Entre los factores al margen de las tensiones comerciales que pueden desencadenar un deterioro mayor de lo previsto del crecimiento, el FMI señala una potencial salida sin acuerdo del Reino Unido de la UE, así como una desaceleración más pronunciada de lo previsto de la economía china.

La organización con sede en Washington proyecta una expansión de las economías desarrolladas del 2% en 2019, una décima menos que en octubre, y mantiene su previsión del 1,7% para 2020.

En el caso de las economías emergentes y en desarrollo, el FMI contempla ahora un crecimiento medio del 4,5% en 2019, dos décimas por debajo de su anterior pronóstico, y del 4,9% en 2020, en línea con la previsión de octubre.

Mantiene las previsiones para España

Entre las revisiones a la baja más significativas, destaca el recorte de seis décimas en la previsión de crecimiento del FMI para Alemania en 2019, cuando anticipa una tasa de expansión del 1,3%, mientras que mantiene sin cambios su pronóstico de crecimiento del 1,6% para 2020.

En el caso de Francia, el FMI ha recortado una décima su previsión para 2019, hasta el 1,5%, y mantiene la de 2020 en el 1,6%, mientras que para Italia ha revisado a la baja cuatro décimas su proyección para este año, hasta el 0,6%, manteniendo sin cambios el crecimiento del 0,9% anticipado en octubre para 2020.

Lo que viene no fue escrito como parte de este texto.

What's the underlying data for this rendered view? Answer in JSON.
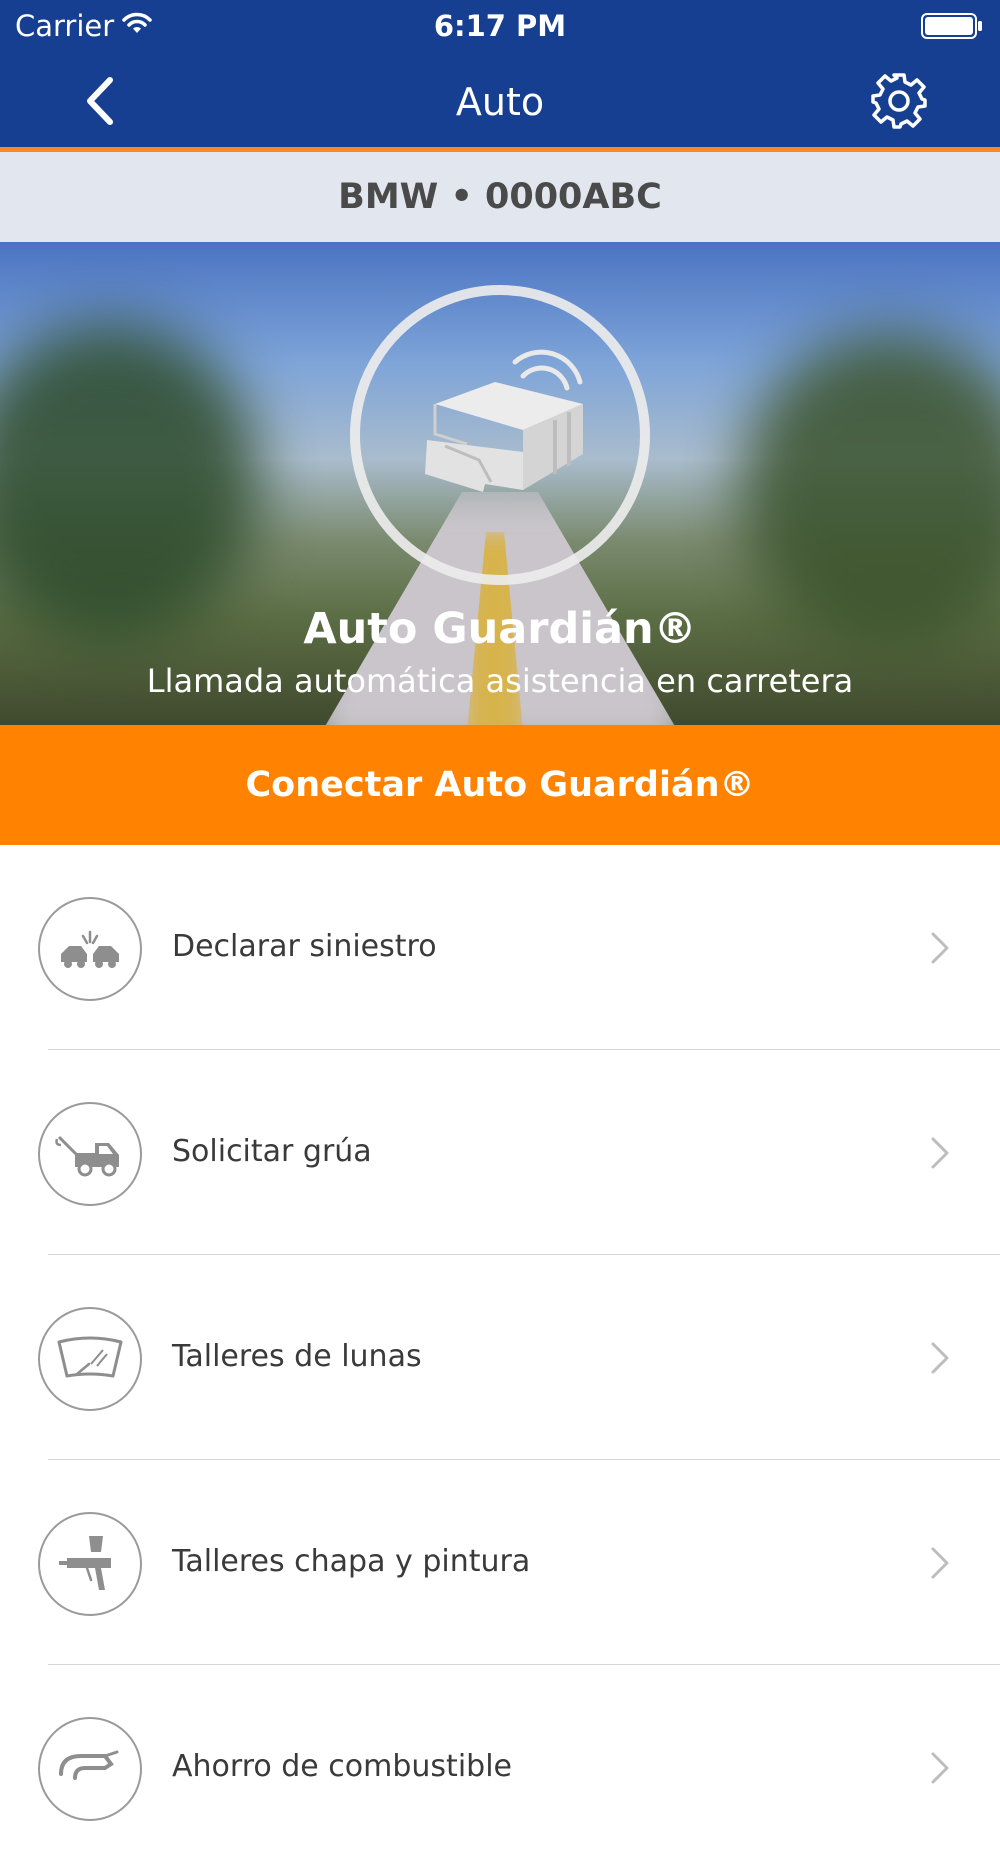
{
  "status_bar": {
    "carrier": "Carrier",
    "time": "6:17 PM"
  },
  "nav": {
    "title": "Auto"
  },
  "vehicle": {
    "label": "BMW • 0000ABC"
  },
  "hero": {
    "title": "Auto Guardián®",
    "subtitle": "Llamada automática asistencia en carretera"
  },
  "connect_button": {
    "label": "Conectar Auto Guardián®"
  },
  "menu": {
    "items": [
      {
        "label": "Declarar siniestro",
        "icon": "car-crash-icon"
      },
      {
        "label": "Solicitar grúa",
        "icon": "tow-truck-icon"
      },
      {
        "label": "Talleres de lunas",
        "icon": "windshield-icon"
      },
      {
        "label": "Talleres chapa y pintura",
        "icon": "spray-gun-icon"
      },
      {
        "label": "Ahorro de combustible",
        "icon": "fuel-nozzle-icon"
      }
    ]
  },
  "colors": {
    "header": "#173f91",
    "accent_orange": "#ff8300",
    "header_underline": "#f7891f",
    "vehicle_bar": "#e1e6ef"
  }
}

Sin embargo, España queda libre de la revisión de las previsiones del FMI. Según el organismo, la economía española crecerá un 2,2% en 2019 y un 1,9% en 2020. Así, España sigue liderando el crecimiento entre las cuatro grandes economías de la zona euro, donde las tasas de crecimiento han sido rebajadas para muchas economías de estos países miembros.

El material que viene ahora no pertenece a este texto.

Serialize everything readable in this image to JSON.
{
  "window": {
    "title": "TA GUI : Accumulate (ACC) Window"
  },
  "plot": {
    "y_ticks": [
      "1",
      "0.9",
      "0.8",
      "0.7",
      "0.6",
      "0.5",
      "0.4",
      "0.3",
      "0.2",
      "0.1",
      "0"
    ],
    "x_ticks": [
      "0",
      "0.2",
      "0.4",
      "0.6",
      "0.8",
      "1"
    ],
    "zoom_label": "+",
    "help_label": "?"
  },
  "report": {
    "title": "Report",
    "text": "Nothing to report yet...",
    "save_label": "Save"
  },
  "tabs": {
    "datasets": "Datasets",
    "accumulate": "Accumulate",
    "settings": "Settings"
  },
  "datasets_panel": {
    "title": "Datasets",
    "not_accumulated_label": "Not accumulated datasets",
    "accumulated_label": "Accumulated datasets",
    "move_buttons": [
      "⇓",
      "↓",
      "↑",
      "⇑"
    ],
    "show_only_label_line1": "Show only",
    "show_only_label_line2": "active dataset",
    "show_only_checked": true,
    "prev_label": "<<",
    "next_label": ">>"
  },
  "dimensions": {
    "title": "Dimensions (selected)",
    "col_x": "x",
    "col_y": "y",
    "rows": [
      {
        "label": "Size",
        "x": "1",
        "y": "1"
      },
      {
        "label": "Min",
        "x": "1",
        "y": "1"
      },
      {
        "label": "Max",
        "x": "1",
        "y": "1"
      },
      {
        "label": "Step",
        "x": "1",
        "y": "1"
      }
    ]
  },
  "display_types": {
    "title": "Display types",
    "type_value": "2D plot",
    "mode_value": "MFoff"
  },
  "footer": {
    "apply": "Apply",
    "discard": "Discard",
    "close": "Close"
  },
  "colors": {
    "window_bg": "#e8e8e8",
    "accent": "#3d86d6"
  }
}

La institución internacional ha recortado al 1,6% desde el 1,9% su previsión de crecimiento para la zona euro en 2019, mientras mantiene sin cambios su pronóstico del 1,7% en 2020.

EEUU y China

Estados Unidos continuará con un sólido crecimiento este año del 2,5%, que se moderará al 1,8% en 2020 a medida que el estímulo fiscal comienza a diluirse. Por su parte, China crecerá un 6,2 % este año y el próximo, dentro de su "necesario proceso de ajuste en la regulación financiera".

En cuanto a las economías emergentes y en vías de desarrollo, las nuevas previsiones del FMI contemplan un menor crecimiento para México en 2019, con una tasa de expansión del 2,1% este año, cuatro décimas menos que en octubre, y del 2,2% en 2020, medio punto porcentual por debajo de los anteriores pronósticos.

En el caso de Brasil, la institución proyecta un ritmo de crecimiento del 2,5% en 2019, una décima mejor que en su anterior estimación, aunque para 2020 ha revisado una décima a la baja su pronóstico de octubre, hasta el 2,2%.

Por otro lado, el FMI anticipa que la economía argentina se contraerá durante 2019 ante las políticas más restrictivas aplicadas para contener los desequilibrios para regresar al crecimiento en 2020, mientras que en el caso de Turquía la institución prevé una "gran contracción" en 2019 y una recuperación más lenta del país otomano en un contexto de ajustes y mayores restricciones de las condiciones de financiación externa.